Some firms also now use technology for better detection of management bias. For example, they can identify instances where management consistently selects prices from the upper end of a range when valuing securities. That’s a nifty capability to have, considering how often management estimates turn up in accounting fraud enforcement actions.
Another item, perhaps more dear to the hearts of internal auditors: how audit firms are using technology to test controls. The PCAOB found that using technology tools to test all attributes of a control still isn’t common practice, but some auditors do use technology to test certain aspects of a control’s design (say, user access rights or segregation of duties) or its operating effectiveness (such as the completeness and accuracy of a system-generated report).
Technology could also have a pronounced effect on the auditing of inventory. The PCAOB said that some businesses are trying to embrace inventory management systems, to optimize and monitor the movement, counting, and recording of inventory. That’s great unto itself, but if you’re overhauling the technology and processes you use for inventory management, that has implications for the audit of said inventory.

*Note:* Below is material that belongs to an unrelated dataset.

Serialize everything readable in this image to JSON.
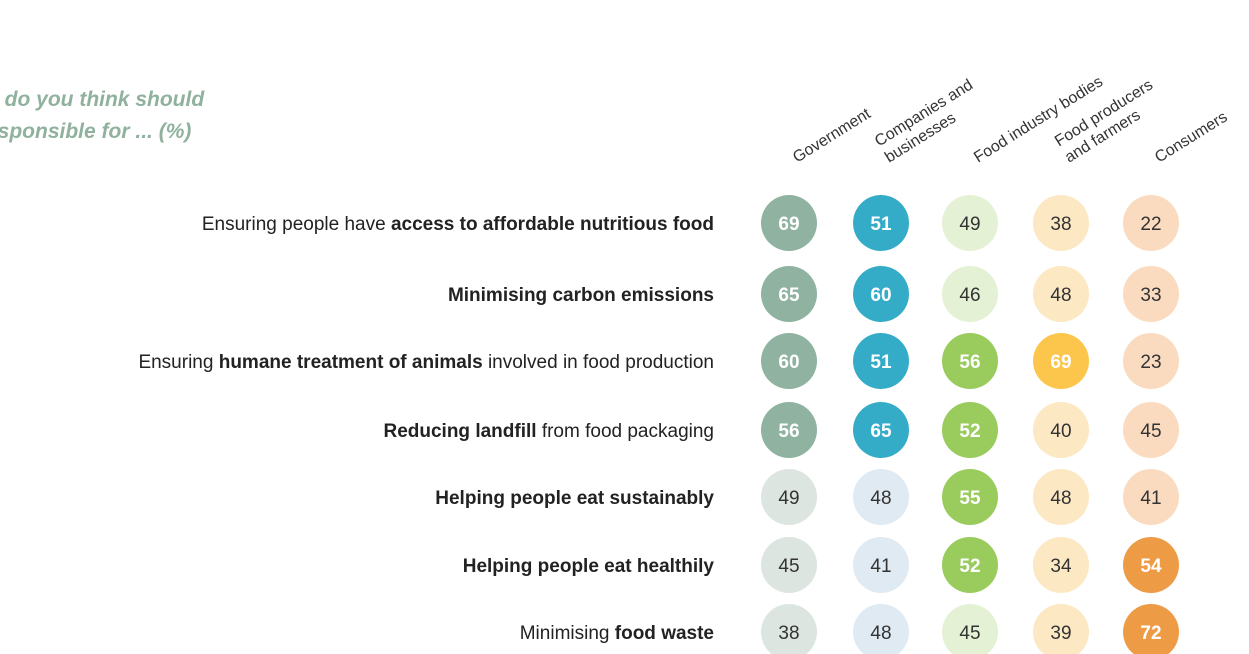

For example, the company itself might need to design new procedures and controls for inventory management. That means auditors will need to spend time understanding those procedures and controls, and probably change their own audit procedures and testing in response. Or if your inventory management system allows more accurate and frequent counts of inventory, your audit firm might also change its own frequency of inventory observations.
And then there’s my personal favorite — inventory inspection by drone! That’s not a wholly new concept, but the idea took flight (yep, pun intended) during the pandemic, when auditors’ access to physical locations was quite limited.
Drone inspections are perfectly fine to do, but the PCAOB did warn that audit firms will still need to assure that what they’re seeing is accurate. For example, if the inspection is being conducted by a professional drone pilot, the audit team may want to assess the pilot’s credentials and expertise.
The Bigger Picture
A perennial complaint among internal auditors, financial compliance teams, and CFOs is the cost of the audit. So my question about technology is this: Will new technology cut the costs of the audit, or leave prices high but improve the quality of the audit?
It seems to me that we can’t complain about audits getting more sophisticated at uncovering fraud, mistakes, weaknesses, or waste. That’s a good thing. But it does bring a cost as people code up that software, develop new analytics techniques, study more data, or even just practice their drone piloting skills.
Internal audit and compliance executives also need to beware that the more sophisticated those audits can be, the more capable you’ll need to be at providing evidence of effective internal controls, and more responsive to more precise and probing questions. Keeping up with those needs hasn’t necessarily happened, according to a few surveys I’ve seen here and there.